# Total energy of elliptical orbit

1. Oct 3, 2009

### E92M3

Why is the total energy of an elliptical orbit given by:
$$E_{tot}=\frac{-GMm}{2a}$$
Where a=semi major axis.
I agree for a circular orbit I can do the following:
$$F_c=F_g$$
$$ma_c=\frac{GMm}{r^2}$$
$$\frac{v^2}{r}=\frac{GM}{r^2}$$
$$v^2=\frac{GM}{r}$$
Since the total energy also equal to the kinetic plus potential energy we have:
$$E_{tot}=\frac{1}{2}mv^2-\frac{GMm}{r}=\frac{1}{2}m\frac{GM}{r}-\frac{GMm}{r}=\frac{-GMm}{2r}$$
Ok this is a similar form for circular orbit.
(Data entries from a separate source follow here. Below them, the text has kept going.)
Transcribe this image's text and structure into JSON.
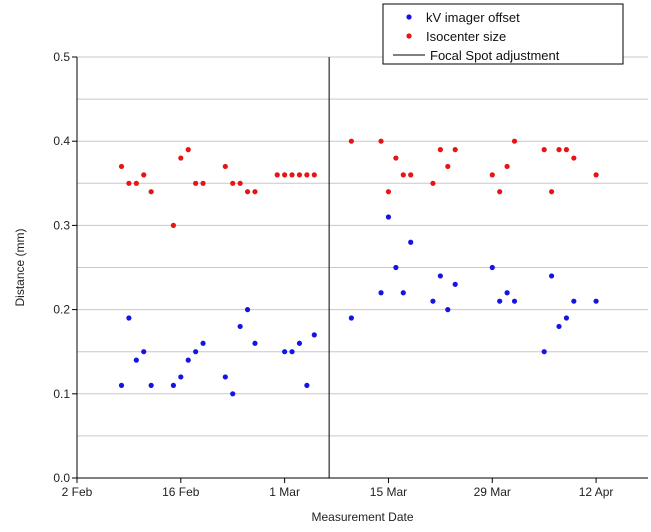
{
  "chart_data": {
    "type": "scatter",
    "xlabel": "Measurement Date",
    "ylabel": "Distance (mm)",
    "xlim": [
      "2 Feb",
      "19 Apr"
    ],
    "ylim": [
      0.0,
      0.5
    ],
    "x_ticks": [
      "2 Feb",
      "16 Feb",
      "1 Mar",
      "15 Mar",
      "29 Mar",
      "12 Apr"
    ],
    "y_ticks": [
      "0.0",
      "0.1",
      "0.2",
      "0.3",
      "0.4",
      "0.5"
    ],
    "grid": "horizontal",
    "legend_position": "top-right",
    "series": [
      {
        "name": "kV imager offset",
        "color": "#1414e6",
        "points": [
          {
            "x": "8 Feb",
            "y": 0.11
          },
          {
            "x": "9 Feb",
            "y": 0.19
          },
          {
            "x": "10 Feb",
            "y": 0.14
          },
          {
            "x": "11 Feb",
            "y": 0.15
          },
          {
            "x": "12 Feb",
            "y": 0.11
          },
          {
            "x": "15 Feb",
            "y": 0.11
          },
          {
            "x": "16 Feb",
            "y": 0.12
          },
          {
            "x": "17 Feb",
            "y": 0.14
          },
          {
            "x": "18 Feb",
            "y": 0.15
          },
          {
            "x": "19 Feb",
            "y": 0.16
          },
          {
            "x": "22 Feb",
            "y": 0.12
          },
          {
            "x": "23 Feb",
            "y": 0.1
          },
          {
            "x": "24 Feb",
            "y": 0.18
          },
          {
            "x": "25 Feb",
            "y": 0.2
          },
          {
            "x": "26 Feb",
            "y": 0.16
          },
          {
            "x": "1 Mar",
            "y": 0.15
          },
          {
            "x": "2 Mar",
            "y": 0.15
          },
          {
            "x": "3 Mar",
            "y": 0.16
          },
          {
            "x": "4 Mar",
            "y": 0.11
          },
          {
            "x": "5 Mar",
            "y": 0.17
          },
          {
            "x": "10 Mar",
            "y": 0.19
          },
          {
            "x": "14 Mar",
            "y": 0.22
          },
          {
            "x": "15 Mar",
            "y": 0.31
          },
          {
            "x": "16 Mar",
            "y": 0.25
          },
          {
            "x": "17 Mar",
            "y": 0.22
          },
          {
            "x": "18 Mar",
            "y": 0.28
          },
          {
            "x": "21 Mar",
            "y": 0.21
          },
          {
            "x": "22 Mar",
            "y": 0.24
          },
          {
            "x": "23 Mar",
            "y": 0.2
          },
          {
            "x": "24 Mar",
            "y": 0.23
          },
          {
            "x": "29 Mar",
            "y": 0.25
          },
          {
            "x": "30 Mar",
            "y": 0.21
          },
          {
            "x": "31 Mar",
            "y": 0.22
          },
          {
            "x": "1 Apr",
            "y": 0.21
          },
          {
            "x": "5 Apr",
            "y": 0.15
          },
          {
            "x": "6 Apr",
            "y": 0.24
          },
          {
            "x": "7 Apr",
            "y": 0.18
          },
          {
            "x": "8 Apr",
            "y": 0.19
          },
          {
            "x": "9 Apr",
            "y": 0.21
          },
          {
            "x": "12 Apr",
            "y": 0.21
          }
        ]
      },
      {
        "name": "Isocenter size",
        "color": "#e61414",
        "points": [
          {
            "x": "8 Feb",
            "y": 0.37
          },
          {
            "x": "9 Feb",
            "y": 0.35
          },
          {
            "x": "10 Feb",
            "y": 0.35
          },
          {
            "x": "11 Feb",
            "y": 0.36
          },
          {
            "x": "12 Feb",
            "y": 0.34
          },
          {
            "x": "15 Feb",
            "y": 0.3
          },
          {
            "x": "16 Feb",
            "y": 0.38
          },
          {
            "x": "17 Feb",
            "y": 0.39
          },
          {
            "x": "18 Feb",
            "y": 0.35
          },
          {
            "x": "19 Feb",
            "y": 0.35
          },
          {
            "x": "22 Feb",
            "y": 0.37
          },
          {
            "x": "23 Feb",
            "y": 0.35
          },
          {
            "x": "24 Feb",
            "y": 0.35
          },
          {
            "x": "25 Feb",
            "y": 0.34
          },
          {
            "x": "26 Feb",
            "y": 0.34
          },
          {
            "x": "29 Feb",
            "y": 0.36
          },
          {
            "x": "1 Mar",
            "y": 0.36
          },
          {
            "x": "2 Mar",
            "y": 0.36
          },
          {
            "x": "3 Mar",
            "y": 0.36
          },
          {
            "x": "4 Mar",
            "y": 0.36
          },
          {
            "x": "5 Mar",
            "y": 0.36
          },
          {
            "x": "10 Mar",
            "y": 0.4
          },
          {
            "x": "14 Mar",
            "y": 0.4
          },
          {
            "x": "15 Mar",
            "y": 0.34
          },
          {
            "x": "16 Mar",
            "y": 0.38
          },
          {
            "x": "17 Mar",
            "y": 0.36
          },
          {
            "x": "18 Mar",
            "y": 0.36
          },
          {
            "x": "21 Mar",
            "y": 0.35
          },
          {
            "x": "22 Mar",
            "y": 0.39
          },
          {
            "x": "23 Mar",
            "y": 0.37
          },
          {
            "x": "24 Mar",
            "y": 0.39
          },
          {
            "x": "29 Mar",
            "y": 0.36
          },
          {
            "x": "30 Mar",
            "y": 0.34
          },
          {
            "x": "31 Mar",
            "y": 0.37
          },
          {
            "x": "1 Apr",
            "y": 0.4
          },
          {
            "x": "5 Apr",
            "y": 0.39
          },
          {
            "x": "6 Apr",
            "y": 0.34
          },
          {
            "x": "7 Apr",
            "y": 0.39
          },
          {
            "x": "8 Apr",
            "y": 0.39
          },
          {
            "x": "9 Apr",
            "y": 0.38
          },
          {
            "x": "12 Apr",
            "y": 0.36
          }
        ]
      }
    ],
    "annotations": [
      {
        "type": "vertical-line",
        "x": "7 Mar",
        "name": "Focal Spot adjustment",
        "color": "#000000"
      }
    ]
  }
}
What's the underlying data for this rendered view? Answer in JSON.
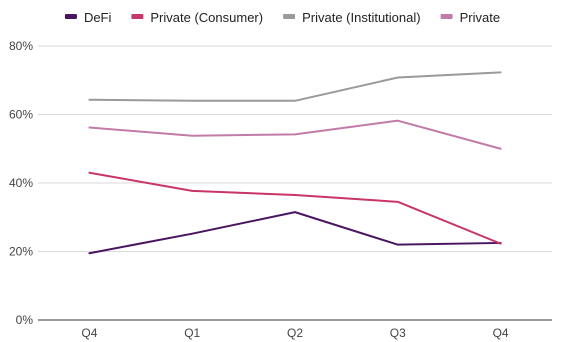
{
  "chart_data": {
    "type": "line",
    "categories": [
      "Q4",
      "Q1",
      "Q2",
      "Q3",
      "Q4"
    ],
    "ylim": [
      0,
      80
    ],
    "y_ticks": [
      0,
      20,
      40,
      60,
      80
    ],
    "y_tick_labels": [
      "0%",
      "20%",
      "40%",
      "60%",
      "80%"
    ],
    "grid": true,
    "legend_position": "top",
    "series": [
      {
        "name": "DeFi",
        "color": "#4a1560",
        "values": [
          19.5,
          25.2,
          31.5,
          22.0,
          22.5
        ]
      },
      {
        "name": "Private (Consumer)",
        "color": "#c9346a",
        "values": [
          43.0,
          37.7,
          36.5,
          34.5,
          22.3
        ]
      },
      {
        "name": "Private (Institutional)",
        "color": "#9a9a9a",
        "values": [
          64.3,
          64.0,
          64.0,
          70.8,
          72.3
        ]
      },
      {
        "name": "Private",
        "color": "#c27ba8",
        "values": [
          56.2,
          53.8,
          54.2,
          58.2,
          50.0
        ]
      }
    ]
  }
}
But how can we just put a in instead of r for elliptical orbit? What is the justification?

2. Oct 3, 2009

### Janus

Staff Emeritus
Consider the fact that the total energy of the orbiting object is constant for any point of its orbit. Then take the visa-vis equation for finding the orbital speed at any point of an elliptical orbit:

$$\sqrt{GM \left (\frac{2}{r}-\frac{1}{a} \right )}$$

Note that when r=a, you get

$$v=\sqrt{\frac{GM}{a}}$$

or

$$v^2=\frac{GM}{a}$$

Thus the total energy of a elliptical orbit with a semi-major axis of 'a' is the same as a that for a circular orbit with a radius of 'a'.

3. Oct 3, 2009

### E92M3

Well actually I was trying to derive the vis-visa equation through the total energy. So I must have an alternate way to explain it or i'll be circular logic.

4. Oct 3, 2009

### Janus

Staff Emeritus
5. Oct 4, 2009

### E92M3

I'm okay up to the part where:
$$2E_{tot}=\frac{L^2}{2m}(\frac{1}{r^2_1}+\frac{1}{r^2_2})-GMm(\frac{1}{r_1}+\frac{1}{r_2})$$
But I'm not sure how to get from there to:
$$E=\frac{-GM}{r_1+r_2}=\frac{-GM}{2a}$$

6. Feb 18, 2010

### shnav34

A comet is in an elliptical orbit around the Sun. Its closest approach to the Sun is a distance of 5e10 m (inside the orbit of Mercury), at which point its speed is 9e4 m/s. Its farthest distance from the Sun is far beyond the orbit of Pluto. What is its speed when it is 6e12 m from the Sun?

please show the equations needed, if you feel generous work the problem out as well.